I did run across one very cool article outlining a profiling method I hadn’t ever seen before. The Art & Logic Blog goes one step further in the typical use of com.apple.CoreData.SQLDebug. Take advantage of the fact that you have SQLite installed on your Mac! You can paste the SQL query being logged by your iOS app into SQLite on your Mac, and use the EXPLAIN QUERY command there to understand the search plan.
Full Text Search
Full text search (FTS) is about finding search terms within large bodies of text. This is different from matching someone’s last name to the lastName attribute in a Core Data entity. Imagine instead that your Core Data database contains notes, or newspaper articles, or patent descriptions, or travel resort reviews, and you want to search within the text of those articles. The brute force method is to scan all of the text of each article, searching for matches to the search term. That takes a very long time, and doesn’t always give you the results you want.
Ideally, your FTS within Core Data will respond as quickly as Google or Bing does when you enter a search term. The results will be ranked by relevance, The search will handle word stemming correctly: if I enter a search for “lodge”, I probably want to see results containing “lodges” or “lodging”, too. Core Data does not handle any of these need.
Roll Your Own
Michael Heyeck wrote an 8 part series of blog articles describing how to build your own FTS capability directly within Core Data, using only Core Data tools and constructs. It’s a very comprehensive series, and it’s a shame it isn’t more widely known. He doesn’t just teach you how to do FTS in Core Data. He also shows you how to read and understand the SQL queries that are generated on your behalf, and how to modify your NSPredicates and data model design to make the queries fast.

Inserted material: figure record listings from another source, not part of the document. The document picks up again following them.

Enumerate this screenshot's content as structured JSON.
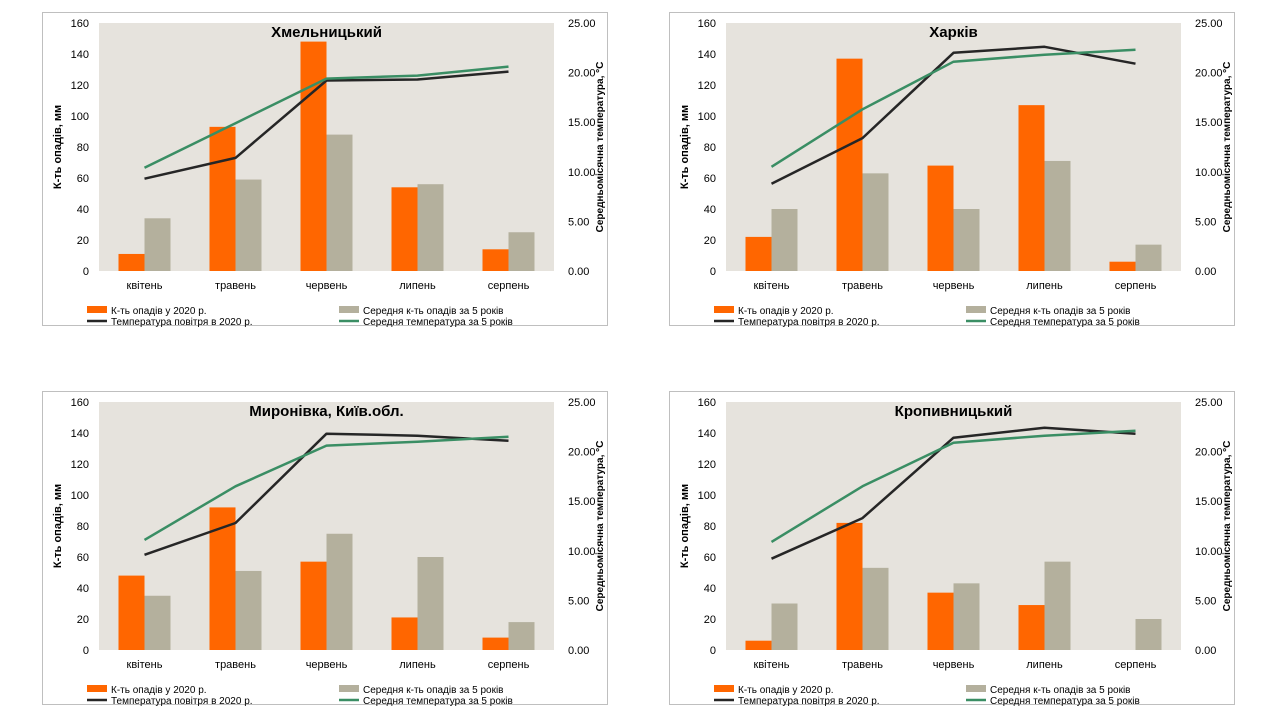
{
  "legend_labels": {
    "precip_2020": "К-ть опадів у 2020 р.",
    "precip_avg5": "Середня к-ть опадів за 5 років",
    "temp_2020": "Температура повітря в 2020 р.",
    "temp_avg5": "Середня температура за 5 років"
  },
  "colors": {
    "precip_2020": "#ff6600",
    "precip_avg5": "#b4b09d",
    "temp_2020": "#262626",
    "temp_avg5": "#3a8e64",
    "plot_bg": "#e6e3dd"
  },
  "chart_data": [
    {
      "type": "bar+line",
      "title": "Хмельницький",
      "categories": [
        "квітень",
        "травень",
        "червень",
        "липень",
        "серпень"
      ],
      "ylabel": "К-ть опадів, мм",
      "y2label": "Середньомісячна температура, °С",
      "ylim": [
        0,
        160
      ],
      "y2lim": [
        0,
        25
      ],
      "yticks": [
        "0",
        "20",
        "40",
        "60",
        "80",
        "100",
        "120",
        "140",
        "160"
      ],
      "y2ticks": [
        "0.00",
        "5.00",
        "10.00",
        "15.00",
        "20.00",
        "25.00"
      ],
      "series": [
        {
          "name": "К-ть опадів у 2020 р.",
          "kind": "bar",
          "axis": "y",
          "values": [
            11,
            93,
            148,
            54,
            14
          ]
        },
        {
          "name": "Середня к-ть опадів за 5 років",
          "kind": "bar",
          "axis": "y",
          "values": [
            34,
            59,
            88,
            56,
            25
          ]
        },
        {
          "name": "Температура повітря в 2020 р.",
          "kind": "line",
          "axis": "y2",
          "values": [
            9.3,
            11.4,
            19.2,
            19.3,
            20.1
          ]
        },
        {
          "name": "Середня температура за 5 років",
          "kind": "line",
          "axis": "y2",
          "values": [
            10.4,
            14.9,
            19.4,
            19.7,
            20.6
          ]
        }
      ]
    },
    {
      "type": "bar+line",
      "title": "Харків",
      "categories": [
        "квітень",
        "травень",
        "червень",
        "липень",
        "серпень"
      ],
      "ylabel": "К-ть опадів, мм",
      "y2label": "Середньомісячна температура, °С",
      "ylim": [
        0,
        160
      ],
      "y2lim": [
        0,
        25
      ],
      "yticks": [
        "0",
        "20",
        "40",
        "60",
        "80",
        "100",
        "120",
        "140",
        "160"
      ],
      "y2ticks": [
        "0.00",
        "5.00",
        "10.00",
        "15.00",
        "20.00",
        "25.00"
      ],
      "series": [
        {
          "name": "К-ть опадів у 2020 р.",
          "kind": "bar",
          "axis": "y",
          "values": [
            22,
            137,
            68,
            107,
            6
          ]
        },
        {
          "name": "Середня к-ть опадів за 5 років",
          "kind": "bar",
          "axis": "y",
          "values": [
            40,
            63,
            40,
            71,
            17
          ]
        },
        {
          "name": "Температура повітря в 2020 р.",
          "kind": "line",
          "axis": "y2",
          "values": [
            8.8,
            13.4,
            22.0,
            22.6,
            20.9
          ]
        },
        {
          "name": "Середня температура за 5 років",
          "kind": "line",
          "axis": "y2",
          "values": [
            10.5,
            16.3,
            21.1,
            21.8,
            22.3
          ]
        }
      ]
    },
    {
      "type": "bar+line",
      "title": "Миронівка, Київ.обл.",
      "categories": [
        "квітень",
        "травень",
        "червень",
        "липень",
        "серпень"
      ],
      "ylabel": "К-ть опадів, мм",
      "y2label": "Середньомісячна температура, °С",
      "ylim": [
        0,
        160
      ],
      "y2lim": [
        0,
        25
      ],
      "yticks": [
        "0",
        "20",
        "40",
        "60",
        "80",
        "100",
        "120",
        "140",
        "160"
      ],
      "y2ticks": [
        "0.00",
        "5.00",
        "10.00",
        "15.00",
        "20.00",
        "25.00"
      ],
      "series": [
        {
          "name": "К-ть опадів у 2020 р.",
          "kind": "bar",
          "axis": "y",
          "values": [
            48,
            92,
            57,
            21,
            8
          ]
        },
        {
          "name": "Середня к-ть опадів за 5 років",
          "kind": "bar",
          "axis": "y",
          "values": [
            35,
            51,
            75,
            60,
            18
          ]
        },
        {
          "name": "Температура повітря в 2020 р.",
          "kind": "line",
          "axis": "y2",
          "values": [
            9.6,
            12.8,
            21.8,
            21.6,
            21.1
          ]
        },
        {
          "name": "Середня температура за 5 років",
          "kind": "line",
          "axis": "y2",
          "values": [
            11.1,
            16.5,
            20.6,
            21.0,
            21.5
          ]
        }
      ]
    },
    {
      "type": "bar+line",
      "title": "Кропивницький",
      "categories": [
        "квітень",
        "травень",
        "червень",
        "липень",
        "серпень"
      ],
      "ylabel": "К-ть опадів, мм",
      "y2label": "Середньомісячна температура, °С",
      "ylim": [
        0,
        160
      ],
      "y2lim": [
        0,
        25
      ],
      "yticks": [
        "0",
        "20",
        "40",
        "60",
        "80",
        "100",
        "120",
        "140",
        "160"
      ],
      "y2ticks": [
        "0.00",
        "5.00",
        "10.00",
        "15.00",
        "20.00",
        "25.00"
      ],
      "series": [
        {
          "name": "К-ть опадів у 2020 р.",
          "kind": "bar",
          "axis": "y",
          "values": [
            6,
            82,
            37,
            29,
            0
          ]
        },
        {
          "name": "Середня к-ть опадів за 5 років",
          "kind": "bar",
          "axis": "y",
          "values": [
            30,
            53,
            43,
            57,
            20
          ]
        },
        {
          "name": "Температура повітря в 2020 р.",
          "kind": "line",
          "axis": "y2",
          "values": [
            9.2,
            13.3,
            21.4,
            22.4,
            21.8
          ]
        },
        {
          "name": "Середня температура за 5 років",
          "kind": "line",
          "axis": "y2",
          "values": [
            10.9,
            16.5,
            20.9,
            21.6,
            22.1
          ]
        }
      ]
    }
  ]
}
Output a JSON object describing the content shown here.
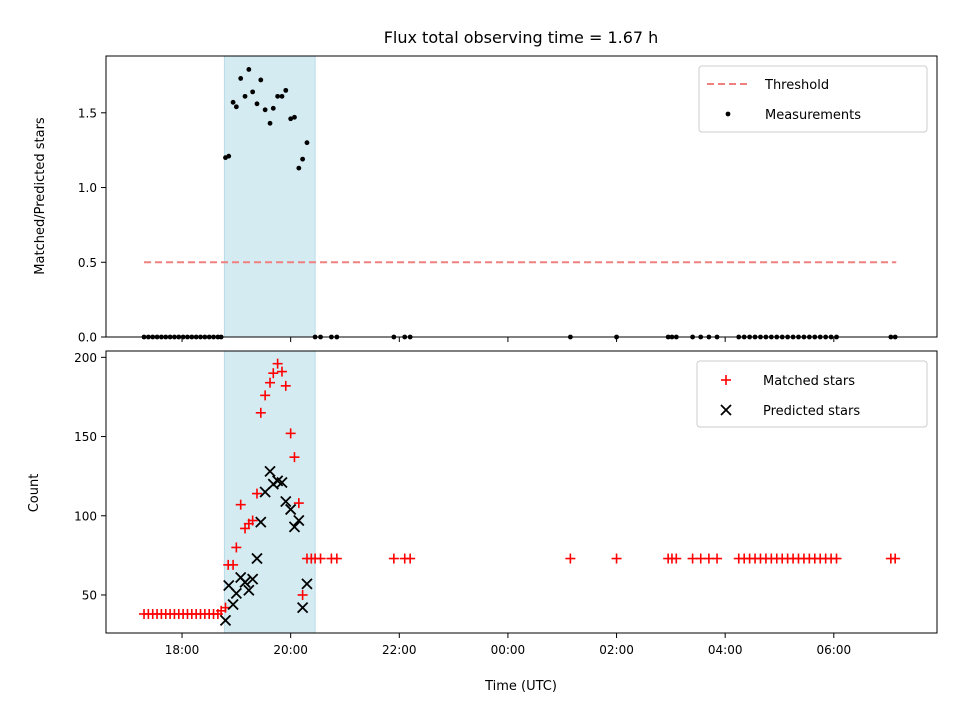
{
  "chart_data": [
    {
      "type": "scatter",
      "title": "Flux total observing time = 1.67 h",
      "xlabel": "",
      "ylabel": "Matched/Predicted stars",
      "ylim": [
        0,
        1.88
      ],
      "xlim_hours": [
        16.6,
        31.9
      ],
      "yticks": [
        "0.0",
        "0.5",
        "1.0",
        "1.5"
      ],
      "ytick_values": [
        0,
        0.5,
        1.0,
        1.5
      ],
      "legend_position": "top-right",
      "highlight_span_hours": [
        18.78,
        20.45
      ],
      "highlight_color": "#d4ebf2",
      "threshold": {
        "name": "Threshold",
        "value": 0.5,
        "x_from": 17.3,
        "x_to": 31.15,
        "color": "#f08080"
      },
      "measurements": {
        "name": "Measurements",
        "color": "#000000",
        "points": [
          [
            17.3,
            0
          ],
          [
            17.38,
            0
          ],
          [
            17.46,
            0
          ],
          [
            17.54,
            0
          ],
          [
            17.62,
            0
          ],
          [
            17.7,
            0
          ],
          [
            17.78,
            0
          ],
          [
            17.86,
            0
          ],
          [
            17.94,
            0
          ],
          [
            18.02,
            0
          ],
          [
            18.1,
            0
          ],
          [
            18.18,
            0
          ],
          [
            18.26,
            0
          ],
          [
            18.34,
            0
          ],
          [
            18.42,
            0
          ],
          [
            18.5,
            0
          ],
          [
            18.58,
            0
          ],
          [
            18.66,
            0
          ],
          [
            18.72,
            0
          ],
          [
            18.8,
            1.2
          ],
          [
            18.86,
            1.21
          ],
          [
            18.94,
            1.57
          ],
          [
            19.0,
            1.54
          ],
          [
            19.08,
            1.73
          ],
          [
            19.16,
            1.61
          ],
          [
            19.23,
            1.79
          ],
          [
            19.3,
            1.64
          ],
          [
            19.38,
            1.56
          ],
          [
            19.45,
            1.72
          ],
          [
            19.53,
            1.52
          ],
          [
            19.62,
            1.43
          ],
          [
            19.68,
            1.53
          ],
          [
            19.76,
            1.61
          ],
          [
            19.84,
            1.61
          ],
          [
            19.91,
            1.65
          ],
          [
            20.0,
            1.46
          ],
          [
            20.07,
            1.47
          ],
          [
            20.15,
            1.13
          ],
          [
            20.22,
            1.19
          ],
          [
            20.3,
            1.3
          ],
          [
            20.45,
            0
          ],
          [
            20.55,
            0
          ],
          [
            20.75,
            0
          ],
          [
            20.85,
            0
          ],
          [
            21.9,
            0
          ],
          [
            22.1,
            0
          ],
          [
            22.2,
            0
          ],
          [
            25.15,
            0
          ],
          [
            26.0,
            0
          ],
          [
            26.95,
            0
          ],
          [
            27.02,
            0
          ],
          [
            27.1,
            0
          ],
          [
            27.4,
            0
          ],
          [
            27.55,
            0
          ],
          [
            27.7,
            0
          ],
          [
            27.85,
            0
          ],
          [
            28.25,
            0
          ],
          [
            28.35,
            0
          ],
          [
            28.45,
            0
          ],
          [
            28.55,
            0
          ],
          [
            28.65,
            0
          ],
          [
            28.75,
            0
          ],
          [
            28.85,
            0
          ],
          [
            28.95,
            0
          ],
          [
            29.05,
            0
          ],
          [
            29.15,
            0
          ],
          [
            29.25,
            0
          ],
          [
            29.35,
            0
          ],
          [
            29.45,
            0
          ],
          [
            29.55,
            0
          ],
          [
            29.65,
            0
          ],
          [
            29.75,
            0
          ],
          [
            29.85,
            0
          ],
          [
            29.95,
            0
          ],
          [
            30.05,
            0
          ],
          [
            31.05,
            0
          ],
          [
            31.13,
            0
          ]
        ]
      }
    },
    {
      "type": "scatter",
      "xlabel": "Time (UTC)",
      "ylabel": "Count",
      "ylim": [
        26,
        204
      ],
      "xlim_hours": [
        16.6,
        31.9
      ],
      "yticks": [
        "50",
        "100",
        "150",
        "200"
      ],
      "ytick_values": [
        50,
        100,
        150,
        200
      ],
      "xticks": [
        "18:00",
        "20:00",
        "22:00",
        "00:00",
        "02:00",
        "04:00",
        "06:00"
      ],
      "xtick_hours": [
        18,
        20,
        22,
        24,
        26,
        28,
        30
      ],
      "legend_position": "top-right",
      "highlight_span_hours": [
        18.78,
        20.45
      ],
      "highlight_color": "#d4ebf2",
      "series": [
        {
          "name": "Matched stars",
          "marker": "plus",
          "color": "#ff0000",
          "points": [
            [
              17.3,
              38
            ],
            [
              17.38,
              38
            ],
            [
              17.46,
              38
            ],
            [
              17.54,
              38
            ],
            [
              17.62,
              38
            ],
            [
              17.7,
              38
            ],
            [
              17.78,
              38
            ],
            [
              17.86,
              38
            ],
            [
              17.94,
              38
            ],
            [
              18.02,
              38
            ],
            [
              18.1,
              38
            ],
            [
              18.18,
              38
            ],
            [
              18.26,
              38
            ],
            [
              18.34,
              38
            ],
            [
              18.42,
              38
            ],
            [
              18.5,
              38
            ],
            [
              18.58,
              38
            ],
            [
              18.66,
              38
            ],
            [
              18.72,
              40
            ],
            [
              18.8,
              42
            ],
            [
              18.85,
              69
            ],
            [
              18.94,
              69
            ],
            [
              19.0,
              80
            ],
            [
              19.08,
              107
            ],
            [
              19.16,
              92
            ],
            [
              19.23,
              95
            ],
            [
              19.3,
              97
            ],
            [
              19.38,
              114
            ],
            [
              19.45,
              165
            ],
            [
              19.53,
              176
            ],
            [
              19.62,
              184
            ],
            [
              19.68,
              190
            ],
            [
              19.76,
              196
            ],
            [
              19.84,
              191
            ],
            [
              19.91,
              182
            ],
            [
              20.0,
              152
            ],
            [
              20.07,
              137
            ],
            [
              20.15,
              108
            ],
            [
              20.22,
              50
            ],
            [
              20.3,
              73
            ],
            [
              20.38,
              73
            ],
            [
              20.45,
              73
            ],
            [
              20.55,
              73
            ],
            [
              20.75,
              73
            ],
            [
              20.85,
              73
            ],
            [
              21.9,
              73
            ],
            [
              22.1,
              73
            ],
            [
              22.2,
              73
            ],
            [
              25.15,
              73
            ],
            [
              26.0,
              73
            ],
            [
              26.95,
              73
            ],
            [
              27.02,
              73
            ],
            [
              27.1,
              73
            ],
            [
              27.4,
              73
            ],
            [
              27.55,
              73
            ],
            [
              27.7,
              73
            ],
            [
              27.85,
              73
            ],
            [
              28.25,
              73
            ],
            [
              28.35,
              73
            ],
            [
              28.45,
              73
            ],
            [
              28.55,
              73
            ],
            [
              28.65,
              73
            ],
            [
              28.75,
              73
            ],
            [
              28.85,
              73
            ],
            [
              28.95,
              73
            ],
            [
              29.05,
              73
            ],
            [
              29.15,
              73
            ],
            [
              29.25,
              73
            ],
            [
              29.35,
              73
            ],
            [
              29.45,
              73
            ],
            [
              29.55,
              73
            ],
            [
              29.65,
              73
            ],
            [
              29.75,
              73
            ],
            [
              29.85,
              73
            ],
            [
              29.95,
              73
            ],
            [
              30.05,
              73
            ],
            [
              31.05,
              73
            ],
            [
              31.13,
              73
            ]
          ]
        },
        {
          "name": "Predicted stars",
          "marker": "x",
          "color": "#000000",
          "points": [
            [
              18.8,
              34
            ],
            [
              18.86,
              56
            ],
            [
              18.94,
              44
            ],
            [
              19.0,
              51
            ],
            [
              19.08,
              61
            ],
            [
              19.16,
              58
            ],
            [
              19.23,
              53
            ],
            [
              19.3,
              60
            ],
            [
              19.38,
              73
            ],
            [
              19.45,
              96
            ],
            [
              19.53,
              115
            ],
            [
              19.62,
              128
            ],
            [
              19.68,
              120
            ],
            [
              19.76,
              122
            ],
            [
              19.84,
              121
            ],
            [
              19.91,
              109
            ],
            [
              20.0,
              104
            ],
            [
              20.07,
              93
            ],
            [
              20.15,
              97
            ],
            [
              20.22,
              42
            ],
            [
              20.3,
              57
            ]
          ]
        }
      ]
    }
  ]
}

The series includes source code for a Notes application with FTS, under BSD license.
When you type something into the Spotlight search bar on your Mac, you’re using FTS. Mac OS X has already built an FTS index of the files on your system, and queries that index. Search Kit is the Foundation framework that Apple uses to deliver those search results, and it’s available to you too. The catch? It’s Mac only, and not integrated into Core Data.
When we were chatting, I mentioned to Chris that Search Kit would make a terrific NSHipster topic. The next day, that’s what happened! The NSHipster article also summarizes the technical issues in Full Text Search nicely.
Indragie Karunaratne has a project on Github that uses Search Kit to back Core Data searches. I’ve only read over the source, and haven’t tried it, but it looks solid. His approach is to build a Search Kit index that returns NSManagedObjectIDs of Core Data objects matching a particular full text search.
Locayta makes their FTS mobile search engine available to iOS developers: free for non-commercial use, $1000 per commercial app. It’s not integrated with Core Data. An approach similar to the one Indragie Karunaratne took with Search Kit integration would probably work, though.
The backing store most commonly used with Core Data, SQLite, includes FTS support. It’s just not exposed in any Core Data API (at least, not as of iOS 6.1).
Wolfert de Kraker describes a technique for using the SQLite FTS4 engine simultaneously with Core Data. It involves creating a Virtual Table within the same SQLite database that Core Data uses. Then he uses FMDB to create a search method which uses the FTS4 search to respond to UISearchDisplayController delegate calls. NSManagedObjectIDs are returned as the raw SQLite search results, and then Core Data retrieves these objects.
This 2010 Stack Overflow answer describes a similar approach. A different answer a few months later makes a sideways variation: instead of storing NSManagedObjectIDs in the shadow SQLite table, store SQLite row IDs as Core Data attributes.
These solutions included a custom copy of SQLite in their projects. Although they are iOS projects, I see no reason you couldn’t use the same approach on OS X.
I have to say that it makes me very nervous to think of mucking around in Core Data’s SQLite file. Call me superstitious.
Open Source FTS
We looked at two long-established open source FTS engines, Xapian and Lucene.
Lucene is a Java-based search engine, part of the Apache project. A port to Gnustep, Lucene Kit, was begun in 2005 and seems to have languished for a while. The most current version I found was https://github.com/zbowling/LuceneKit, which was active as recently as 2012.
Xapian is a C++ search engine, and the one that Chris uses in his production code. It is presently licensed under GPL, which would make for some complications if you were to include it in an iOS project. There was some mention on the Xapian forum of writing an Objective-C binding. The conclusion was that it should be straightforward, but that no one has done it yet.